Advent Calendar | Dec. 23

2 Days Until Christmas



“And she gave birth to her firstborn son and wrapped him in bands of cloth, and laid him in a manger, because there was no place for them in the inn.” (Luke 2:7)



The only surviving autograph of the song by Joseph Mohr (Carolino Augusteum, Salzburg)

The only surviving autograph of the song by Joseph Mohr (Carolino Augusteum, Salzburg)

Silent night, holy night.
All is calm, all is bright
Round yon Virgin Mother and Child,
Holy Infant so tender and mild.
Sleep in heavenly peace.
Sleep in heavenly peace.

Silent night, holy night!
Shepherds quake at the sight.
Glories stream from heaven afar.
Heavenly hosts sing Alleluia!
Christ, the Saviour is born.
Christ, the Saviour is born.

Silent night, holy night,
Son of God, love’s pure light.
Radiant beams from Thy holy face
With the dawn of redeeming grace.
Jesus, Lord, at Thy birth,
Jesus, Lord, at Thy birth.



1. The German words for the original six stanzas of the carol we know as “Silent Night” were written by Joseph Mohr in 1816, when he was a young priest assigned to a church in Mariapfarr, Austria. He was transferred to Oberndorf the following year.

2. On Dec. 24, 1818, Mohr journeyed to the home of musician-schoolteacher Franz Gruber, who lived in nearby Arnsdorf. He showed his friend the poem and asked him to add a melody and guitar accompaniment so that it could be sung at Midnight Mass.

3. “Stille Nacht! Heilige Nacht” was heard for the first time in Obendorf’s St. Nicholas Church. Mohr and Gruber sang the song accompanied by Mohr’s guitar. The choir repeated the last two lines of each verse in four-part harmony.

4. Karl Mauracher, a master organ builder and repairman from the Ziller Valley, traveled to Oberndorf to work on the organ several times in subsequent years. While doing his work in St. Nicholas, he obtained a copy of the composition and took it home with him.

5. Two traveling singing families, the Strassers and the Rainers, spread the song throughout Austria and Germany. The Rainers performed the song in New York City in 1839.

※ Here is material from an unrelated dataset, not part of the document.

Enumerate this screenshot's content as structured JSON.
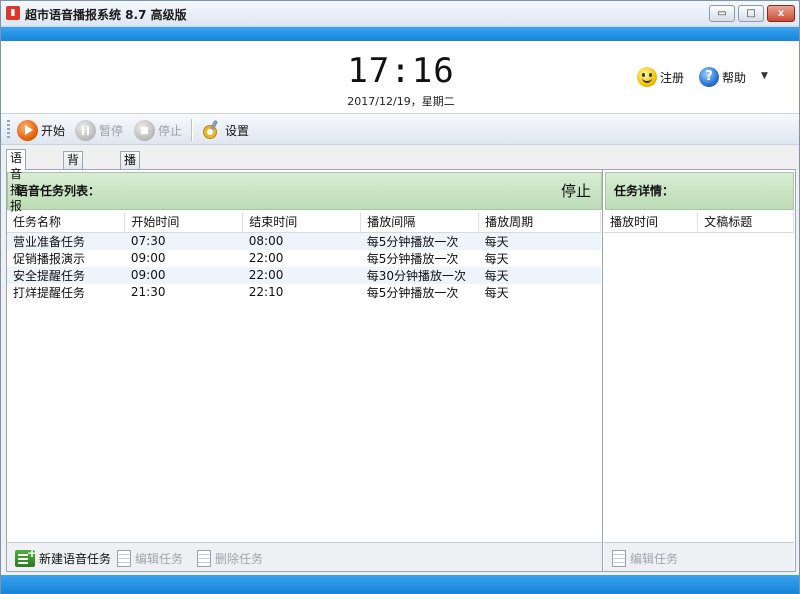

6. By the time the song had become famous throughout Europe, Joseph Mohr had died and the composer was unknown. Although Franz Gruber wrote to music authorities in Berlin stating that he was the composer, the melody had been assumed to be the work of Haydn, Mozart or Beethoven at various times. The controversy was put to rest when a long-lost arrangement of “Stille Nacht” in the hand of Joseph Mohr was authenticated. In the upper right hand corner of the arrangement, Mohr wrote, “Melodie von Fr. Xav. Gruber.”




God, thank you for the gift of this child, your child, your saving grace. Amen.